Only 16.1% of children who were seen at one, two and three years and reported a food related problem were diagnosed with FHS by means of an OFC and history and 12.9% by means of a DBPCFC and history.
Comparing the information of the three year olds with children (aged four years) born 12 years earlier on the Isle of Wight, the results indicated that there was no increase in sensitisation to food allergens (p=0.3) or in the prevalence of peanut allergy (p=0.1) (based on OFC results from both studies). Very importantly, in our study we were able to compare our FHS incidence rates with that of Bock (2). In this USA study, of the 501 children enrolled into the study, 37 (7.4%) were diagnosed with FHS by means of either OFC or DBPCFC. In our study, of the 969 children enrolled into the study, 6.0% (58/969, CI: 4.6 – 7.7) children were diagnosed with FHS based on OFC and history and 5.0% (48/969, CI: 3.7 – 6.5) children based on DBPCFC and history. Using either the OFC or DBPCFC outcome, the difference in incidence was not statistically significant (p=0.30 for OFC and p=0.06 for DBPCFC).

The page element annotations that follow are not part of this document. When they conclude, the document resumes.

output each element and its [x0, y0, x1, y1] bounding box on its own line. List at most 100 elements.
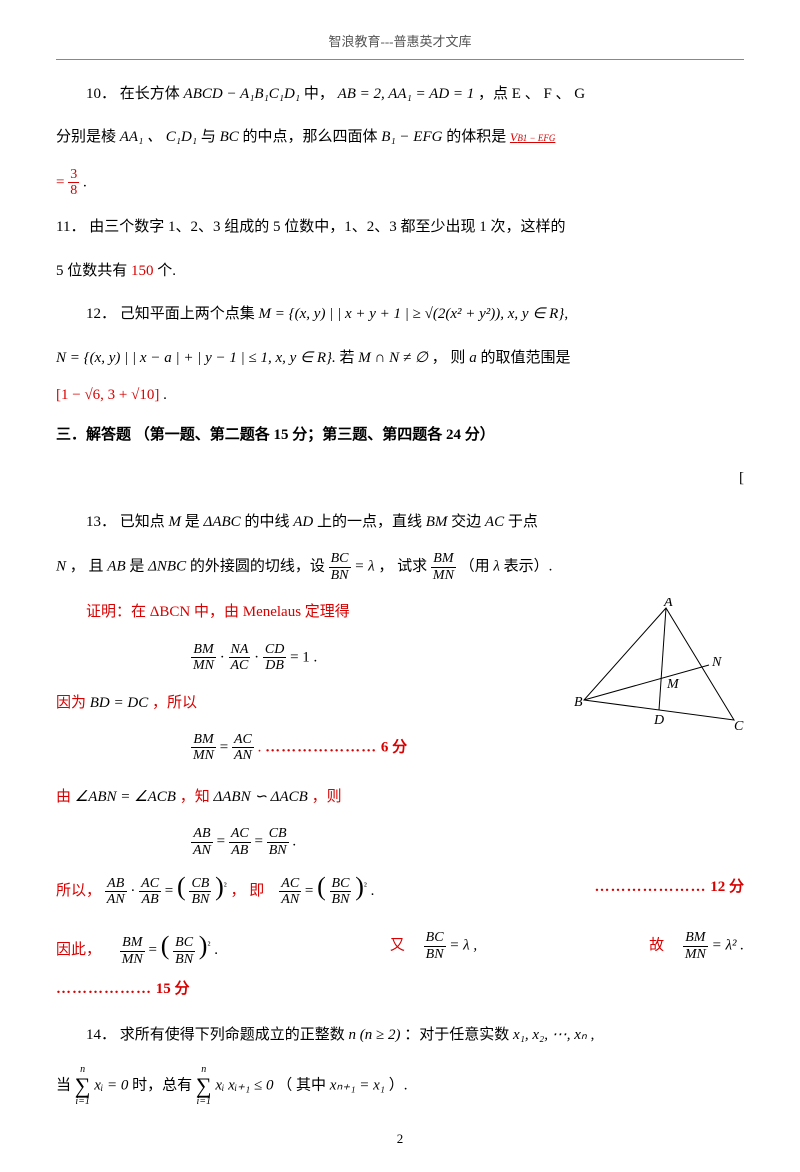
- q13-t7: ， 且: [70, 559, 108, 575]
- lp1: (: [177, 872, 186, 901]
- q13-M: M: [169, 514, 182, 530]
- q14-comma: ,: [591, 1027, 595, 1043]
- header-rule: [56, 59, 744, 60]
- rp2: ): [355, 872, 364, 901]
- q13-line1: 13． 已知点 M 是 ΔABC 的中线 AD 上的一点，直线 BM 交边 AC…: [56, 508, 744, 537]
- dot2: ·: [254, 649, 263, 665]
- e3an: AB: [191, 826, 213, 842]
- sum1-bot: i=1: [75, 1097, 91, 1107]
- e4cn: CB: [189, 876, 211, 892]
- q13-eq3: ABAN = ACAB = CBBN .: [56, 826, 744, 858]
- eq2eq: =: [220, 739, 232, 755]
- q11-line1: 11． 由三个数字 1、2、3 组成的 5 位数中，1、2、3 都至少出现 1 …: [56, 213, 744, 242]
- e7an: BM: [683, 930, 708, 946]
- section3-bracket: [: [56, 464, 744, 493]
- e3cn: CB: [267, 826, 289, 842]
- sigma2: ∑: [196, 1075, 212, 1097]
- fig-N: N: [711, 655, 722, 670]
- q12-cond: M ∩ N ≠ ∅: [358, 350, 428, 366]
- e4ad: AN: [105, 892, 127, 907]
- e5b: BCBN: [173, 935, 195, 967]
- q14-line2: 当 n ∑ i=1 xᵢ = 0 时，总有 n ∑ i=1 xᵢ xᵢ₊₁ ≤ …: [56, 1065, 744, 1107]
- q11-t1: 由三个数字 1、2、3 组成的 5 位数中，1、2、3 都至少出现 1 次，这样…: [89, 219, 565, 235]
- ang: ∠ABN = ∠ACB: [75, 789, 176, 805]
- q11-line2: 5 位数共有 150 个.: [56, 257, 744, 286]
- q12-t4: 的取值范围是: [480, 350, 570, 366]
- section3: 三．解答题 （第一题、第二题各 15 分；第三题、第四题各 24 分）: [56, 421, 744, 450]
- q10-period: .: [83, 174, 87, 190]
- q10-den: 8: [68, 183, 79, 198]
- q13-gu-block: 故 BMMN = λ² .: [649, 930, 744, 962]
- q12-period: .: [163, 387, 167, 403]
- q13-by: 由 ∠ABN = ∠ACB ，知 ΔABN ∽ ΔACB ，则: [56, 783, 744, 812]
- because: 因为: [56, 695, 90, 711]
- q13-t11: （用: [460, 559, 494, 575]
- sum2-body: xᵢ xᵢ₊₁ ≤ 0: [215, 1077, 273, 1093]
- e2an: BM: [191, 732, 216, 748]
- you: 又: [390, 938, 405, 954]
- e1cn: CD: [263, 642, 286, 658]
- q10-l2b: AA₁ 、 C₁D₁: [120, 129, 197, 145]
- q13-tri: ΔABC: [204, 514, 241, 530]
- q10-frac: 3 8: [68, 167, 79, 199]
- e2ad: MN: [191, 748, 216, 763]
- e3a: ABAN: [191, 826, 213, 858]
- e1bn: NA: [229, 642, 251, 658]
- lp3: (: [161, 931, 170, 960]
- q10-ans-sub: B1 − EFG: [517, 133, 555, 143]
- q14-when: 当: [56, 1077, 75, 1093]
- bracket: [: [739, 470, 744, 486]
- eqlamsq: = λ² .: [712, 938, 744, 954]
- e4en: BC: [330, 876, 352, 892]
- eq5e: =: [149, 942, 161, 958]
- sum2-bot: i=1: [196, 1097, 212, 1107]
- dots6: …………………: [265, 739, 377, 755]
- q10-t3: ，点 E 、 F 、 G: [478, 86, 585, 102]
- q10-l2d: BC: [220, 129, 239, 145]
- eqlam2: = λ ,: [449, 938, 477, 954]
- q13-t6: 于点: [508, 514, 538, 530]
- e1an: BM: [191, 642, 216, 658]
- q14-t4: （ 其中: [277, 1077, 330, 1093]
- e5bn: BC: [173, 935, 195, 951]
- q12-line3: [1 − √6, 3 + √10] .: [56, 381, 744, 410]
- q10-line3: = 3 8 .: [56, 167, 744, 199]
- e4dn: AC: [279, 876, 301, 892]
- q10-line1: 10． 在长方体 ABCD − A₁B₁C₁D₁ 中， AB = 2, AA₁ …: [56, 80, 744, 109]
- q11-t2: 5 位数共有: [56, 263, 131, 279]
- eq4e1: =: [165, 883, 177, 899]
- triangle-figure: A B C D M N: [574, 598, 744, 749]
- q13-f1n: BC: [329, 551, 351, 567]
- q13-t2: 是: [185, 514, 204, 530]
- q13-t10: ， 试求: [378, 559, 431, 575]
- q13-you-block: 又 BCBN = λ ,: [390, 930, 477, 962]
- q10-l2a: 分别是棱: [56, 129, 120, 145]
- q13-label: 13．: [86, 514, 120, 530]
- q13-eqlam: = λ: [354, 559, 374, 575]
- e4a: ABAN: [105, 876, 127, 908]
- q13-t8: 是: [129, 559, 148, 575]
- q12-mset: M = {(x, y) | | x + y + 1 | ≥ √(2(x² + y…: [259, 306, 565, 322]
- q13-eq4-row: 所以， ABAN · ACAB = ( CBBN )² ， 即 ACAN = (…: [56, 862, 744, 911]
- q13-t5: 交边: [451, 514, 485, 530]
- q12-line2: N = {(x, y) | | x − a | + | y − 1 | ≤ 1,…: [56, 344, 744, 373]
- e3b: ACAB: [229, 826, 251, 858]
- by: 由: [56, 789, 75, 805]
- q13-t1: 已知点: [120, 514, 169, 530]
- q12-label: 12．: [86, 306, 120, 322]
- eq3e1: =: [217, 834, 229, 850]
- q13-frac1: BCBN: [329, 551, 351, 583]
- e4an: AB: [105, 876, 127, 892]
- know: ，知: [180, 789, 214, 805]
- sum1-body: xᵢ = 0: [94, 1077, 128, 1093]
- q14-wrap: xₙ₊₁ = x₁: [330, 1077, 385, 1093]
- e1c: CDDB: [263, 642, 286, 674]
- q10-line2: 分别是棱 AA₁ 、 C₁D₁ 与 BC 的中点，那么四面体 B₁ − EFG …: [56, 123, 744, 152]
- s12: 12 分: [710, 879, 744, 895]
- sq1: ²: [224, 881, 227, 892]
- q12-ans: [1 − √6, 3 + √10]: [56, 387, 159, 403]
- sum2: n ∑ i=1: [196, 1065, 212, 1107]
- e1rhs: = 1 .: [290, 649, 317, 665]
- bd_dc: BD = DC: [90, 695, 148, 711]
- q14-t2: ：对于任意实数: [404, 1027, 513, 1043]
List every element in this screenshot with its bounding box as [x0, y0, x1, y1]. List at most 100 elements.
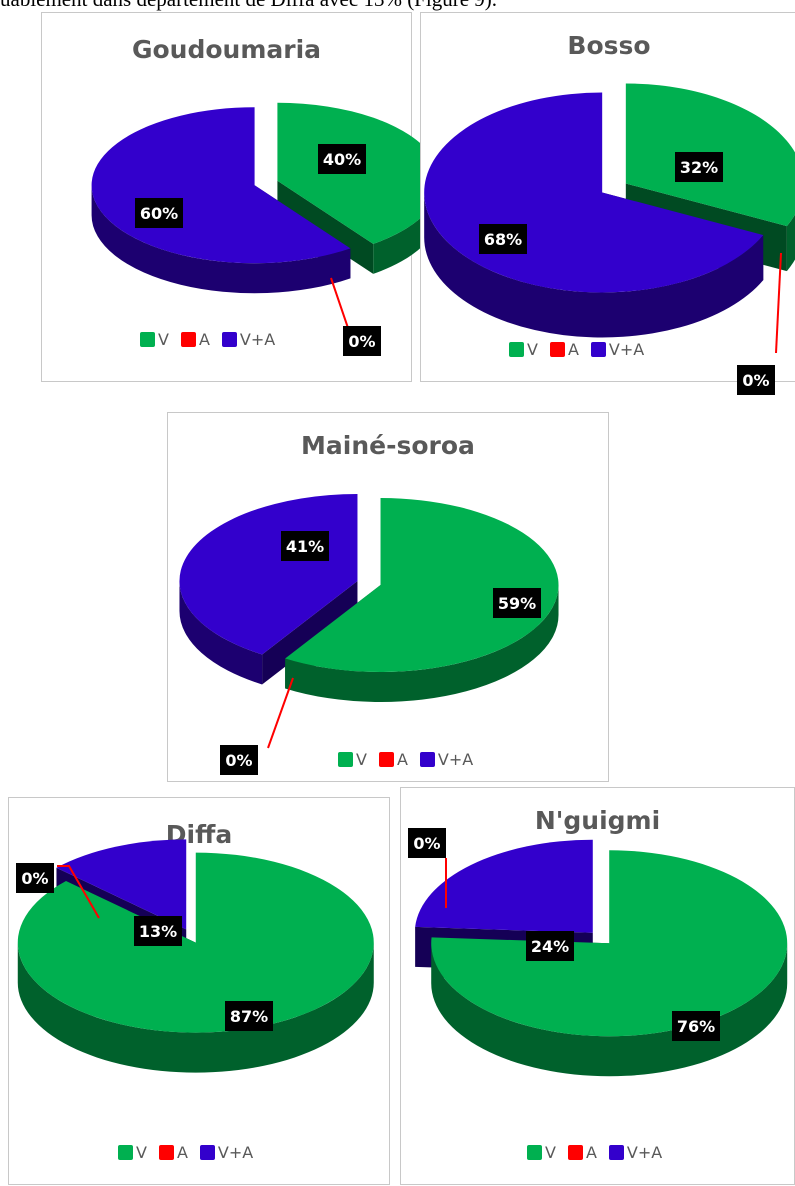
data-label-v: 32%	[675, 152, 723, 182]
chart-title: Mainé-soroa	[301, 431, 475, 460]
data-label-v: 87%	[225, 1001, 273, 1031]
legend: V A V+A	[509, 340, 644, 359]
data-label-text: 68%	[484, 230, 522, 249]
data-label-box	[737, 365, 775, 395]
legend-swatch-va	[221, 332, 237, 347]
chart-title: Bosso	[567, 31, 651, 60]
pie-chart: 40% 0% 60%	[91, 102, 441, 356]
header-text: uablement dans département de Diffa avec…	[0, 0, 795, 17]
data-label-text: 0%	[225, 751, 252, 770]
data-label-text: 40%	[323, 150, 361, 169]
data-label-box	[479, 224, 527, 254]
legend-item-a: A	[567, 1143, 597, 1162]
data-label-a: 0%	[408, 828, 446, 858]
legend-swatch-a	[180, 332, 196, 347]
legend-item-a: A	[180, 330, 210, 349]
legend-item-v: V	[509, 340, 538, 359]
legend-item-v: V	[527, 1143, 556, 1162]
legend-swatch-va	[608, 1145, 624, 1160]
legend-swatch-v	[118, 1145, 133, 1160]
data-label-box	[16, 863, 54, 893]
legend-swatch-va	[590, 342, 606, 357]
legend-swatch-a	[567, 1145, 583, 1160]
data-label-box	[225, 1001, 273, 1031]
legend-item-a: A	[158, 1143, 188, 1162]
legend-item-v: V	[338, 750, 367, 769]
pie-chart: 59% 0% 41%	[179, 493, 559, 775]
legend-swatch-v	[509, 342, 524, 357]
legend-item-va: V+A	[221, 330, 275, 349]
data-label-va: 24%	[526, 931, 574, 961]
leader-line-a	[775, 252, 782, 354]
pie-slice-va	[415, 839, 593, 933]
data-label-text: 24%	[531, 937, 569, 956]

For the school cohorts, 3.6% (6 year olds), 5.1% (11 year olds) and 4.9 % (15 year olds) had a positive SPT to any of the food allergens. A total of 94 (11.8%) six-yearolds reported a problem with a food or food ingredient, 11.6% eleven- and 12.4% fifteen-year-olds. Based on open food challenge and/or suggestive history and positive skin tests, the prevalence of food hypersensitivity was 2.6% in the six year old cohort. Based on double blind challenges, a clinical diagnosis or suggestive history and positive skin tests, the prevalence was 1.6%. The corresponding figures were 2.3% and 1.4% for the eleven year olds and 2.3% and 2.1% for the fifteen year olds. Amongst the school cohorts the foods most commonly implicated in FHS were milk and milk products, peanut, wheat, banana, sesame, tree nuts, egg, shellfish, gluten (coeliac disease), green beans, kiwi, tomato and additives. FHS was confirmed by OFC and a good clinical history in only 21% (20/94) six year olds, 20% (18/90) eleven year olds and 18% (17/94) of the fifteen-year-olds who reported a food problem.
The key findings from this study therefore indicate that, reported adverse reactions to foods are common in all age groups, but rates of diagnosed FHS are low. Looking at the rates of FHS in each age group, the FHS rate ranged between 1.4% based on DBPCFC and a good clinical history at age 11 years and 3.0% based on DBPCFC and a good clinical history at one year. Additionally, considering the birth cohort, we have found that sensitisation to foods and diagnosed FHS have not increased over the last two decades. In the light of the discrepancy between reported and diagnosed FHS, the major implication of this study is the need for accurate diagnosis to prevent children being on unnecessary restricted diets. This may be associated with inadequate nutrition at this important period of growth and development. This has an important implication as there are a limited number of Allergy Specialists and Allergy Centres available in the UK. Community dietitians and GPs are often left with having to make a clinical diagnosis of FHS without the possibility of performing SPT or food challenges.
They very often also do not know how to interpret specific IgE levels. This study therefore highlights the need for more allergy trained health professionals in order to rule out FHS in about 20% of the UK population who claims to suffer from FHS as well as managing FHS in about 1.5 – 3.8% of the UK population who are truly clinically allergic.